Address
- 1575 Old Ranch Road Placerville, California, 95667 United States

District information
- Type: Public
- Grades: Pre-K through 8th
- Superintendent: Keri Phillips
- Schools: Sutter's Mill School (K-3rd) Gold Trail School (4th-8th)
- Budget: $3.8 Million
- NCES District ID: 0615450

Students and staff
- Students: 593
- Teachers: 29.3 (FTE)
- Staff: 27.5 (FTE)
- Student–teacher ratio: 20.24:1

Other information
- Website: www.gtusd.org

= Gold Trail Union School District =

School district in California, United States

Gold Trail Union School District is a small Kindergarten–8th grade school district located within El Dorado County, California.

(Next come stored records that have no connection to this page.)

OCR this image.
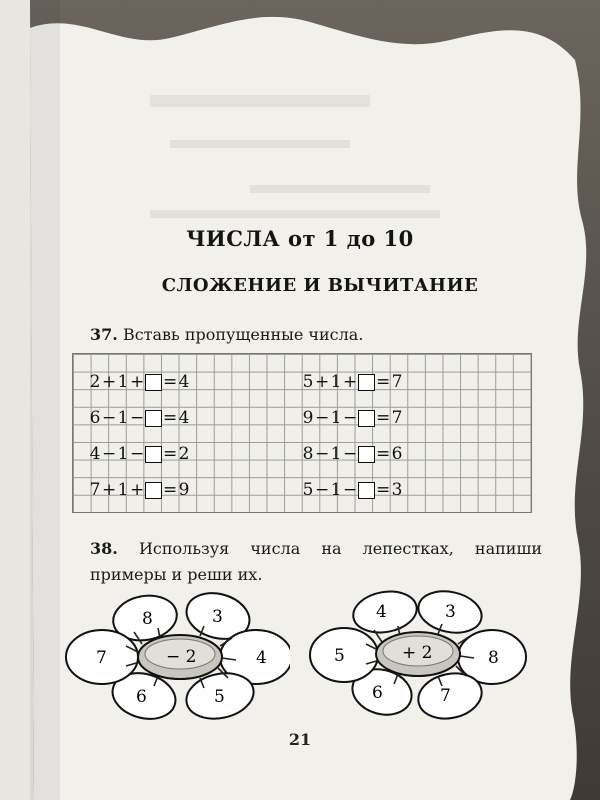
ЧИСЛА от 1 до 10
СЛОЖЕНИЕ И ВЫЧИТАНИЕ
37. Вставь пропущенные числа.
2 + 1 + = 4
6 − 1 − = 4
4 − 1 − = 2
7 + 1 + = 9
5 + 1 + = 7
9 − 1 − = 7
8 − 1 − = 6
5 − 1 − = 3
38. Используя числа на лепестках, напиши примеры и реши их.
8	3
4
5
6
7	− 2
4	3
8
7
6
5	+ 2
21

It includes Cold Springs and Coloma.

==History==
GTUSD was formed from seven one-room schoolhouses in 1956. Gold Trail School was constructed in 1957 to accommodate all K–8 students. The graduating class of 1960 consisted of nine students. In 1991, Sutter Mill Elementary School opened, and Gold Trail School was designated for 4th–8th grade students, while Sutter's Mill handled Pre-K through 3rd grade students. As of 2013, the graduating class consisted of 70 students.